Fun and Not-So-Fun Facts

In 1935 he was the sole survivor of an auto accident in which his father and three others were killed. In 1938 he sued his mother and stepfather (his former business manager), only to learn that his parents had spent virtually all of his multimillion-dollar fortune. The larger result was that the California legislature enacted the Child Actors Bill, popularly called the “Coogan Law,” ensuring child movie actors such rights as having their contracts approved by the courts and their income governed by financial institutions.
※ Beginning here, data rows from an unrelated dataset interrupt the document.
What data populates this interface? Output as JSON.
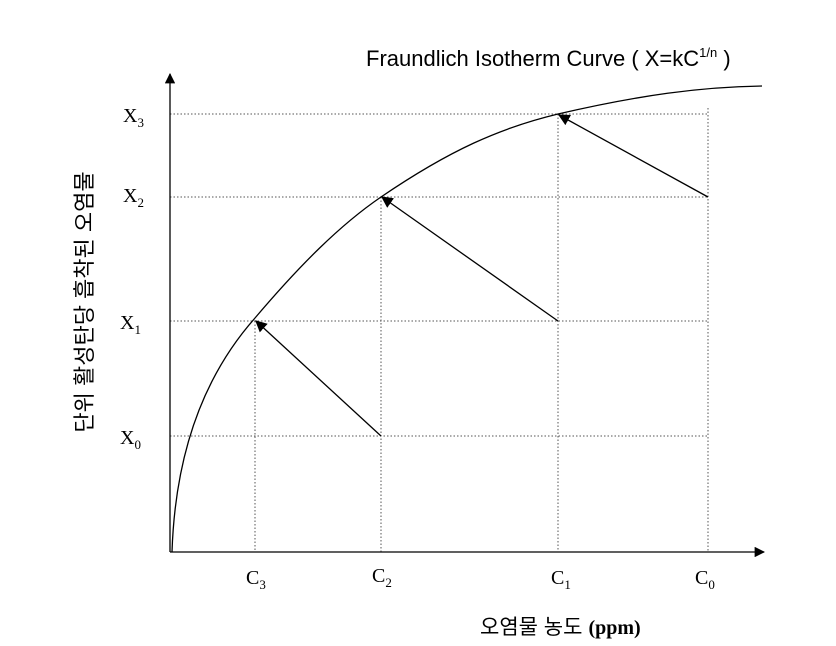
{
  "title": {
    "text": "Fraundlich Isotherm Curve ( X=kC",
    "sup": "1/n",
    "end": " )"
  },
  "y_axis_label": "단위 활성탄당 흡착된 오염물",
  "x_axis_label": {
    "text": "오염물 농도",
    "unit": "(ppm)"
  },
  "y_levels": [
    {
      "symbol": "X",
      "sub": "3"
    },
    {
      "symbol": "X",
      "sub": "2"
    },
    {
      "symbol": "X",
      "sub": "1"
    },
    {
      "symbol": "X",
      "sub": "0"
    }
  ],
  "x_levels": [
    {
      "symbol": "C",
      "sub": "3"
    },
    {
      "symbol": "C",
      "sub": "2"
    },
    {
      "symbol": "C",
      "sub": "1"
    },
    {
      "symbol": "C",
      "sub": "0"
    }
  ]
}
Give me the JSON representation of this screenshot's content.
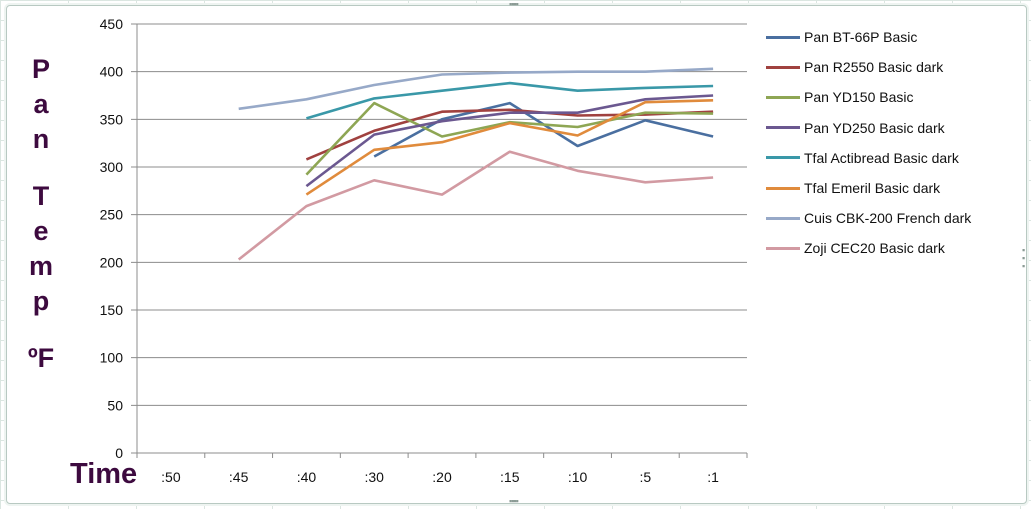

In 1933, Jackie Coogan was a student at Santa Clara University and his fraternity brother and friend was Brooke Hart, the eldest son of Alexander Hart, the owner of the L. Hart & Son department store in downtown San Jose, California. Brooke Hart was kidnapped and subsequently murdered by two drifters Thomas Harold Thurmond and John M. Holmes. While the two murderers were being held in the local county jail, the townsfolk formed an angry, violent mob and stormed the jail and dragged the two men to St. James Park across from the Santa Clara County Jail, and their public lynching was broadcast as a “live” event by a Los Angeles radio station. It has been confirmed by several sources that Jackie Coogan wound and placed the hanging noose over the murderers necks.

 

Cemetery Information:

Final Resting Place:

Holy Cross Cemetery

5835 West Slauson Avenue

Culver City, California, 90230

USA

North America

Map:

Map of Holy Cross Cemetery in Culver City, California
Map of Holy Cross Cemetery in Culver City, California

Grave Location:

Section F, Tier 56, Lot 47

Grave Location Description

As you drive through the cemetery entrance take a hard left and drive up towards The Grotto. Drive 50 feet past The Grotto on your left and park. Walk directly to your left into Section F approximately 150 feet into the center of the section. Because every single memorial looks identical it may take you a little bit of time to located the final resting place of actor Jackie Coogan.